Вот как было рассчитано каждое масштабированное значение:

  • Значение 1: 1 – 5 = -4
  • Значение 2: 2 – 5 = -3
  • Значение 3: 3 – 5 = -2

И так далее.

Пример 2. Масштабирование значений столбцов во фрейме данных

Чаще всего мы используем функцию scale(), когда хотим масштабировать значения в нескольких столбцах фрейма данных так, чтобы каждый столбец имел среднее значение 0 и стандартное отклонение 1.

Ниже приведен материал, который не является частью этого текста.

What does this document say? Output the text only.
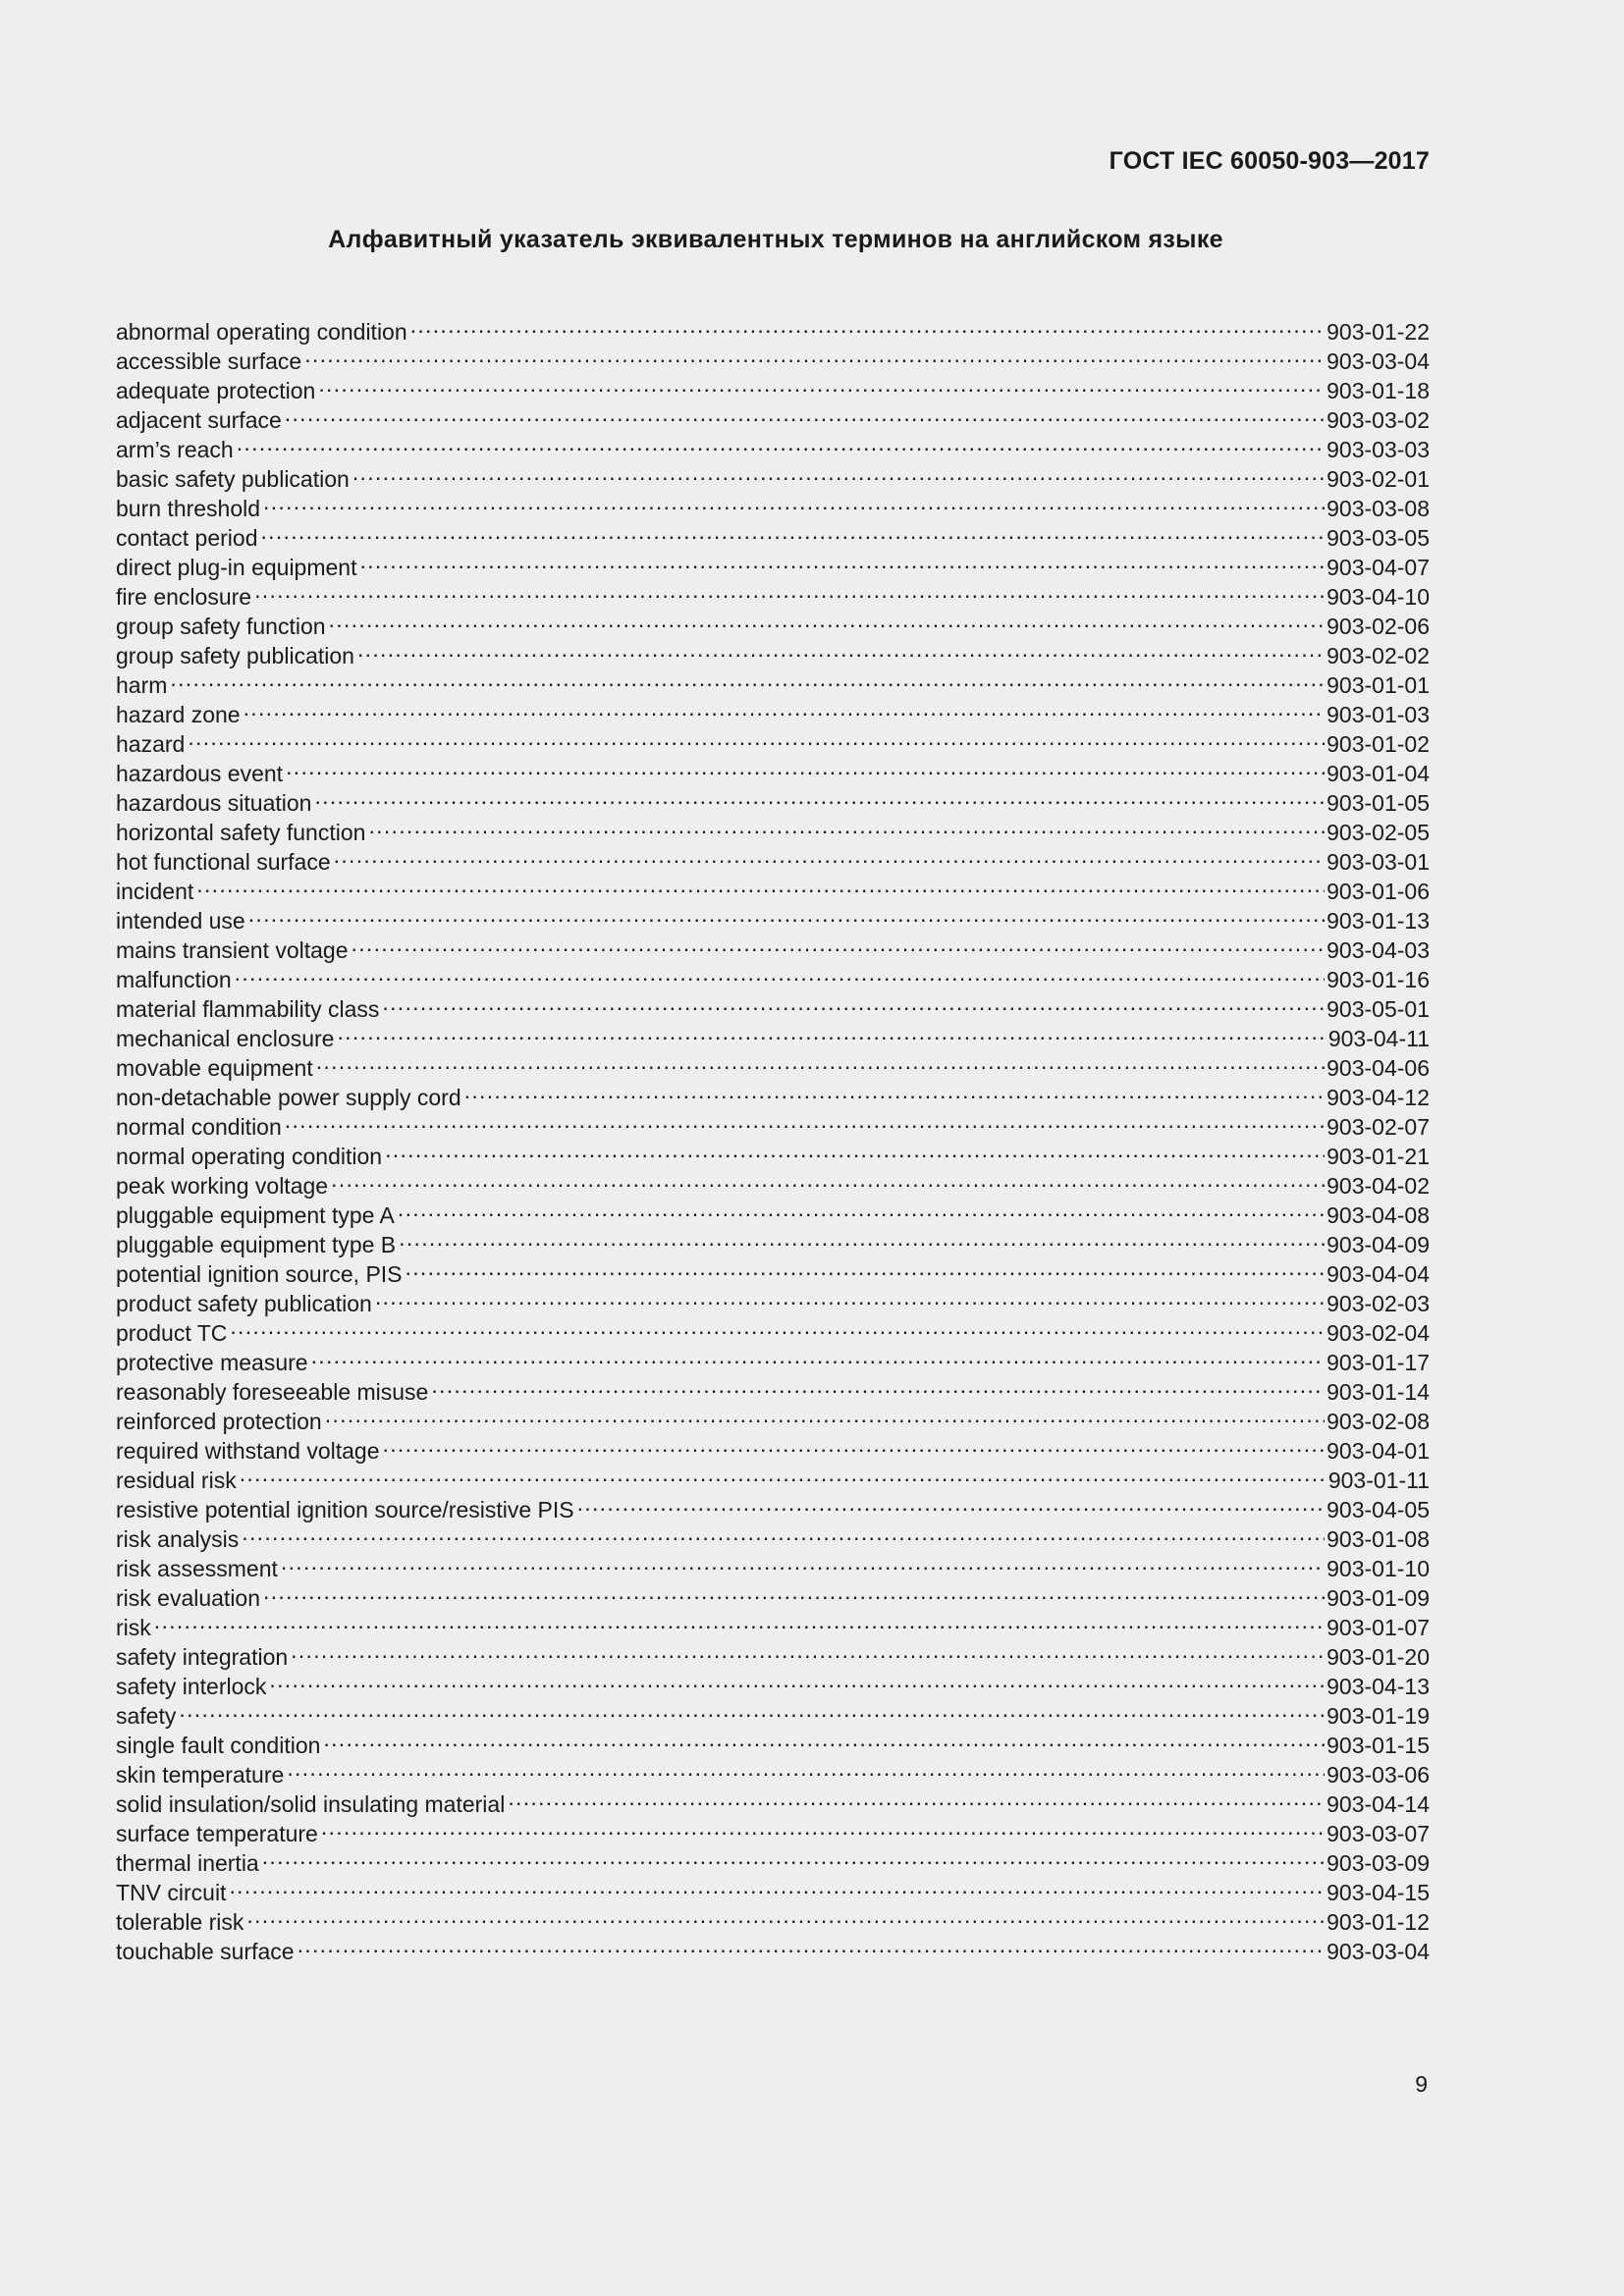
ГОСТ IEC 60050-903—2017
Алфавитный указатель эквивалентных терминов на английском языке
abnormal operating condition .....	903-01-22
accessible surface .....	903-03-04
adequate protection .....	903-01-18
adjacent surface .....	903-03-02
arm’s reach .....	903-03-03
basic safety publication .....	903-02-01
burn threshold .....	903-03-08
contact period .....	903-03-05
direct plug-in equipment .....	903-04-07
fire enclosure .....	903-04-10
group safety function .....	903-02-06
group safety publication .....	903-02-02
harm .....	903-01-01
hazard zone .....	903-01-03
hazard .....	903-01-02
hazardous event .....	903-01-04
hazardous situation .....	903-01-05
horizontal safety function .....	903-02-05
hot functional surface .....	903-03-01
incident .....	903-01-06
intended use .....	903-01-13
mains transient voltage .....	903-04-03
malfunction .....	903-01-16
material flammability class .....	903-05-01
mechanical enclosure .....	903-04-11
movable equipment .....	903-04-06
non-detachable power supply cord .....	903-04-12
normal condition .....	903-02-07
normal operating condition .....	903-01-21
peak working voltage .....	903-04-02
pluggable equipment type A .....	903-04-08
pluggable equipment type B .....	903-04-09
potential ignition source, PIS .....	903-04-04
product safety publication .....	903-02-03
product TC .....	903-02-04
protective measure .....	903-01-17
reasonably foreseeable misuse .....	903-01-14
reinforced protection .....	903-02-08
required withstand voltage .....	903-04-01
residual risk .....	903-01-11
resistive potential ignition source/resistive PIS .....	903-04-05
risk analysis .....	903-01-08
risk assessment .....	903-01-10
risk evaluation .....	903-01-09
risk .....	903-01-07
safety integration .....	903-01-20
safety interlock .....	903-04-13
safety .....	903-01-19
single fault condition .....	903-01-15
skin temperature .....	903-03-06
solid insulation/solid insulating material .....	903-04-14
surface temperature .....	903-03-07
thermal inertia .....	903-03-09
TNV circuit .....	903-04-15
tolerable risk .....	903-01-12
touchable surface .....	903-03-04
9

Например, предположим, что у нас есть следующий фрейм данных в R:

#create data frame
df <- data.frame(x=c(1, 2, 3, 4, 5, 6, 7, 8, 9),
 y=c(10, 20, 30, 40, 50, 60, 70, 80, 90))

#view data frame
df

 x y
1 1 10
2 2 20
3 3 30
4 4 40
5 5 50
6 6 60
7 7 70
8 8 80
9 9 90

Обратите внимание, что диапазон значений переменной y намного больше, чем диапазон значений переменной x.

Мы можем использовать функцию scale() для масштабирования значений в обоих столбцах таким образом, чтобы масштабированные значения x и y имели среднее значение 0 и стандартное отклонение 1:

#scale values in each column of data frame
df_scaled <- scale(df)

#view scaled data frame
df_scaled

 x y
 [1,] -1.4605935 -1.4605935
 [2,] -1.0954451 -1.0954451
 [3,] -0.7302967 -0.7302967
 [4,] -0.3651484 -0.3651484
 [5,] 0.0000000 0.0000000
 [6,] 0.3651484 0.3651484
 [7,] 0.7302967 0.7302967
 [8,] 1.0954451 1.0954451
 [9,] 1.4605935 1.4605935

И столбец x, и столбец y теперь имеют среднее значение 0 и стандартное отклонение 1.

Дополнительные ресурсы

В следующих руководствах объясняется, как выполнять другие распространенные операции в R:

Как нормализовать данные в R
Как стандартизировать данные в R
Как усреднить по столбцам в R

Замечательно! Вы успешно подписались.
Добро пожаловать обратно! Вы успешно вошли
Вы успешно подписались на кодкамп.
Срок действия вашей ссылки истек.
Ура! Проверьте свою электронную почту на наличие волшебной ссылки для входа.
Успех! Ваша платежная информация обновлена.
Ваша платежная информация не была обновлена.